PWN101.1

PWN101 Part 1: Introduction

  • Intro to Assembly
  • The Stack
  • Linux, ELF
  • Basic Reverse Engineering
PWN101.1 - Assembly

What is PWN / RE

Compiled languages like C, C++, and Rust are converted into machine code that the CPU can execute. There are multiple binary file formats: raw machine code, PE on Windows, ELF on Linux.

PWN101.1 - Assembly

What is PWN / RE

  • Reverse Engineering - examining binaries with diassemblers, decompilers, and debuggers to figure out what they do.
  • Binary Exploitation - Using bugs, often memory corruption, to take control of a running program. Called pwn in CTFs.
PWN101.1 - Assembly

Intro to Assembly

PWN101.1 - Assembly

Architectures

Different CPU archtectures have different instruction sets, registers, register sizes, etc.

  • x86 - common for PCs, laptops
  • ARM - phones, some chromebooks, M1/M2 macbooks
  • Risc-V, PowerPC, 6502,

This workshop will focus on x86 / ia32 / x64 / x86-64 / amd64 (not ia64).

PWN101.1 - Assembly

x86 Assembly

The assembler converts assembly code into machine code.

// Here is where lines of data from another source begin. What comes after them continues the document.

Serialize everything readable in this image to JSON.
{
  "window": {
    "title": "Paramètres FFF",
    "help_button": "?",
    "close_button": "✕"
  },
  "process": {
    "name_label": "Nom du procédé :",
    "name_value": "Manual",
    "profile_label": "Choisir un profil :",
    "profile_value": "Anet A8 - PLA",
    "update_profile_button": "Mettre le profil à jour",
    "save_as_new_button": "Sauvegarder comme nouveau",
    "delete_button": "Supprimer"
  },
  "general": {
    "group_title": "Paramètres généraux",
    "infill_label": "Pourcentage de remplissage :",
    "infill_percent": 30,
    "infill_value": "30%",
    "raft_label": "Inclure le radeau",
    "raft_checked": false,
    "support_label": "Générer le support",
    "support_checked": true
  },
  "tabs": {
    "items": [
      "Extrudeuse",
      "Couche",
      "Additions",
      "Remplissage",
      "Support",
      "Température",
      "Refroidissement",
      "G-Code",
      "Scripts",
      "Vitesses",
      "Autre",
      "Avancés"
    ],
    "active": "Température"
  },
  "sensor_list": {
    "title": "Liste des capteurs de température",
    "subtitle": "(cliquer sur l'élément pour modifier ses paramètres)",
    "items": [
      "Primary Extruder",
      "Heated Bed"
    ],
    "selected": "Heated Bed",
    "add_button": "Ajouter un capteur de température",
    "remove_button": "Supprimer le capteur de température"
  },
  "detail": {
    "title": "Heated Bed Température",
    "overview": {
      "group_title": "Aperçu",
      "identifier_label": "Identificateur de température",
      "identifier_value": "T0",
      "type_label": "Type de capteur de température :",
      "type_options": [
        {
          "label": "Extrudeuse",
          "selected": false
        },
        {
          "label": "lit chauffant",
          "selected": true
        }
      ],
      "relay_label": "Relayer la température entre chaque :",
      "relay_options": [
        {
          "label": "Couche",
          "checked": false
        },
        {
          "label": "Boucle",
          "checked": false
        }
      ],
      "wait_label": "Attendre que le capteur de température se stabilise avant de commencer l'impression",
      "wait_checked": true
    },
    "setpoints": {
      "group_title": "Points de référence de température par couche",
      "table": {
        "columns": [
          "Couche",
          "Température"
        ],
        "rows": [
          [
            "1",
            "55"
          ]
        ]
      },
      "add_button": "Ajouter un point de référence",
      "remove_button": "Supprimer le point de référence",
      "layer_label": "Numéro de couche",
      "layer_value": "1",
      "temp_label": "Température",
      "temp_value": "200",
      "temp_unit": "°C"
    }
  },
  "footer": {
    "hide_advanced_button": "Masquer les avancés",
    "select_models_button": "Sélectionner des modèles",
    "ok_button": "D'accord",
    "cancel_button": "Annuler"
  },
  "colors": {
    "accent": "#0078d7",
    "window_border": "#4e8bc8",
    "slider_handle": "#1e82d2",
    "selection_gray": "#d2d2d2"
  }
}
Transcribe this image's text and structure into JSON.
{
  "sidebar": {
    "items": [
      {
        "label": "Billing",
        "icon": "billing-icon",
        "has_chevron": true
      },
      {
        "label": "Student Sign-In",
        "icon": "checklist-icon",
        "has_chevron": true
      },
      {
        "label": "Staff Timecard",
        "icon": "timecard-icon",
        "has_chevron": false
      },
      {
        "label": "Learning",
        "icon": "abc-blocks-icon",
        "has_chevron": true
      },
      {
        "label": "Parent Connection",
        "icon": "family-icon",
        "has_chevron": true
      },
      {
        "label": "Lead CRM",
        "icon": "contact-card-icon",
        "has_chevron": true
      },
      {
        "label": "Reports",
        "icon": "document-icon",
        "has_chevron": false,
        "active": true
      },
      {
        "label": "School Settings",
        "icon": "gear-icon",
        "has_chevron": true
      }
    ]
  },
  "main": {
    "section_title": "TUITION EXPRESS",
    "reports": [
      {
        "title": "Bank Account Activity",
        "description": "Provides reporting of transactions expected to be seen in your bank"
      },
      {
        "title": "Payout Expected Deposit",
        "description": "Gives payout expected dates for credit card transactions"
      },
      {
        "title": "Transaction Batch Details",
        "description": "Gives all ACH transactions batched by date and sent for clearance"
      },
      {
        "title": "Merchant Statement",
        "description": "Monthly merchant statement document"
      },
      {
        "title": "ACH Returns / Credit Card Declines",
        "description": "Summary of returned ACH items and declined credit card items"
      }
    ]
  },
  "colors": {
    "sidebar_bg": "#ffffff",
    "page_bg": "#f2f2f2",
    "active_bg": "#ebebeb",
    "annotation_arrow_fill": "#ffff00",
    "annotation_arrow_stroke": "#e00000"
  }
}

Flat Assembler (fasm) is an x86(64) assembler using intel-style syntax. Their programmer's manual is a great reference for learning assembly:
https://flatassembler.net/docs.php?article=manual

PWN101.1 - Assembly

x86 Assembly

    mov eax, 100
  infinite_loop:
    jmp infinite_loop
    B8          # mov eax
    64 00 00 00 # 0x00000064 == 100
    EB          # jmp
    FE          # -2
PWN101.1 - Assembly

x86 Assembly

    mov ebx, mydata
    add ebx, 2
    mov eax, [ebx]
    hlt

mydata:
    db 0xAA, 0xBB, 0xEF, 0xBE
    db 0xAD, 0xDE, 0xEF, 0xBE
    db 0xAD, 0xDE, 0xCC, 0xDD
PWN101.1 - Assembly

Endianness

Defines the order in which bytes of a larger number (e.g. 4-byte integer) are stored into memory. For example, the number 0x11223344:

little endian: 44 33 22 11
big endian:    11 22 33 44
PWN101.1 - Assembly

Register Sizes

PWN101.1 - Assembly

Sample 1

main:
    mov ebx, mydata

  .mylabel:
    mov al, [ebx]
    inc ebx
    cmp al, 0
    jne .mylabel

    dec ebx
    sub ebx, mydata
    ; what is the value of ebx here?

mydata:
    db 0x48, 0x65, 0x6c, 0x6c
    db 0x6f, 0x2c, 0x20, 0x57
    db 0x6f, 0x72, 0x6c, 0x64
    db 0x21, 0x00, 0x00, 0x00
PWN101.1 - Assembly

Sample 1

char mydata[] = "Hello, World!";

main() {
    char *ebx = mydata;
    while (true) {
        char al = *ebx;
        ebx++;
        if (al == 0) {
            break;
        }
    }
    ebx--;
    ebx -= mydata;
}
PWN101.1 - Assembly

Sample 2

myfunction:
    ; myfunction assumes ebx and ecx are pointers to data
    mov edx, 1
  .loop:
    mov ah, [ebx]
    mov al, [ecx]
    cmp al, ah
    jne .break
    test al, al
    je .end
    inc ebx
    inc ecx
    jmp .loop
  .break:
    xor edx, edx
  .end:
    ret ; what is the value of edx here?
PWN101.1 - Assembly

Sample 2

bool myfunction(char *ebx, char *ecx) {
    while (true) {
        char ah = *ebx;
        char al = *ecx;
        if (ah != al) {
            return false;
        }
        if (ah == 0) {
            return true;
        }
        ebx++;
        ecx++;
    }
}
PWN101.1 - Assembly

Break

PWN101.1 - Stack

The Stack

PWN101.1 - Stack

Memory Layout

The stack and heap are dynamically-sized sections of memory.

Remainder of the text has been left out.